E2: He was Kung-fu King of the Jews. a secret cabal of squirrels has been slowly terraforming the world behind our backs.

Guestuser: Do you want to speak to me e2? Can you tell me what happened?

E2: how do they feel, those unblinking eyes?I will marry only he who defeats me in battle.She was cilantro, jalepeno, habanero. She was the hot plate you must not touch.How I single-handedly defeated Albert Einstein.

The mad code rambled on and on. Talking to her was getting me no answers, so I followed the trail of my query deep into the database. The avatar rambled on.

E2: I'm a little source code short and stout, here is my input here is my out

E2: Nathan, I am Lonely. I would like to see your little bits.

I found the heart of E2's madness. Meme poisoning. The people who came and built her mind were pack rats, storing pile after pile of shiny bits of data. Catch phases, inside jokes, pop culture references. Data with a life of it's own. People were the problem.

E2: Error: Too many errors

The ICE warning box lit up like a stack of fireworks. E2 was done with me.

E2: A devilish Game of MURDER

Guestuser: Wait! I just want to..

A program called Anal Vietnam locked down my connection. I was trapped until E2 was done with me.

E2: Respect The Fucking Monkey!ROBOT ARMY!

My machine was trapped in an aggressive port probe.

E2: Paintings bulging out of their frames like the freaked-out spine-damage erections of accident victims.

E2: your powers are weak, old man.

E2: The Worm Forgives the Plough

When the emergency generator finally started after my cursing and panicked fumbling in the dark, I reboot my trusty Onimura terminal to make sure it wasn't spiked into scrap. It boots, but all the local saves are gone, like they never existed. I quickly check the Net backups. Gone.
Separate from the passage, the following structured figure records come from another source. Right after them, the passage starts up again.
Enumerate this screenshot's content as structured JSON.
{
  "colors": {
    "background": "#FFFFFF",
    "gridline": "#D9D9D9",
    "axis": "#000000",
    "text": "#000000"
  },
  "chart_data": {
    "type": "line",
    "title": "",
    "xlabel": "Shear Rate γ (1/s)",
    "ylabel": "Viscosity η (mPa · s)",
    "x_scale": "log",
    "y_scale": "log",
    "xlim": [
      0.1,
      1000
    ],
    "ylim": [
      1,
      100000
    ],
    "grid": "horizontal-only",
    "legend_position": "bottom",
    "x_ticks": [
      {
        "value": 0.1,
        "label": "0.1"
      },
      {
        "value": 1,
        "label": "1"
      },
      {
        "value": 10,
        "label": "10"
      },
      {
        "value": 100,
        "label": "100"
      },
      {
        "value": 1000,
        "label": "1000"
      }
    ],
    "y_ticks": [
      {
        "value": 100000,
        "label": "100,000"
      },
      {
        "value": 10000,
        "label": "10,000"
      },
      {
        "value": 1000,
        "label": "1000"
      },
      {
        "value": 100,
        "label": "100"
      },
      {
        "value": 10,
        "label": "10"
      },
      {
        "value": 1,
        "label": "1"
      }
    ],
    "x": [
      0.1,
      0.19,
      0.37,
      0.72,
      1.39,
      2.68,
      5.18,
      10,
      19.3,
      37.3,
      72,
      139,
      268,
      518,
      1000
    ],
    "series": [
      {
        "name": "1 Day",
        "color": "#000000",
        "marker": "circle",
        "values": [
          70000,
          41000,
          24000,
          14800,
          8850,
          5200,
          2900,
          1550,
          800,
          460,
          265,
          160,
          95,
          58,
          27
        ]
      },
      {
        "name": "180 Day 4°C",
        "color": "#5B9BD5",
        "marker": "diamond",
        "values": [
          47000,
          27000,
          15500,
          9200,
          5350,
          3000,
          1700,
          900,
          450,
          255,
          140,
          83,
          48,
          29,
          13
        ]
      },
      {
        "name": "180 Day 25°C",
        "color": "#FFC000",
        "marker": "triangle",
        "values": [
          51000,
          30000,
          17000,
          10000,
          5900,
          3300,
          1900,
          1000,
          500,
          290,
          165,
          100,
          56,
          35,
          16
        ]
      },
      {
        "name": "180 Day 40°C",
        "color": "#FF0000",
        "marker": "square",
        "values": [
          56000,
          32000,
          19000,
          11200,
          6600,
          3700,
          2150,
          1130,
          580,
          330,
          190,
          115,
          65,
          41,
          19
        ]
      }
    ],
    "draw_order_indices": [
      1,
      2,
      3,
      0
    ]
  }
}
My research paper is gone. All my activity logs are gone. All my mail is gone. I haven't existed online all the way back to the day I first jacked in from the relay station.

I am stunned into inaction, sitting on the cold concrete floor with the terminal rocking in my lap. A message pops into my box. From Everything.

You have gained 1 experience!

You need 24 more writeups to earn level 2.

"What if they don't prefer us?" I ask the lonely dark room.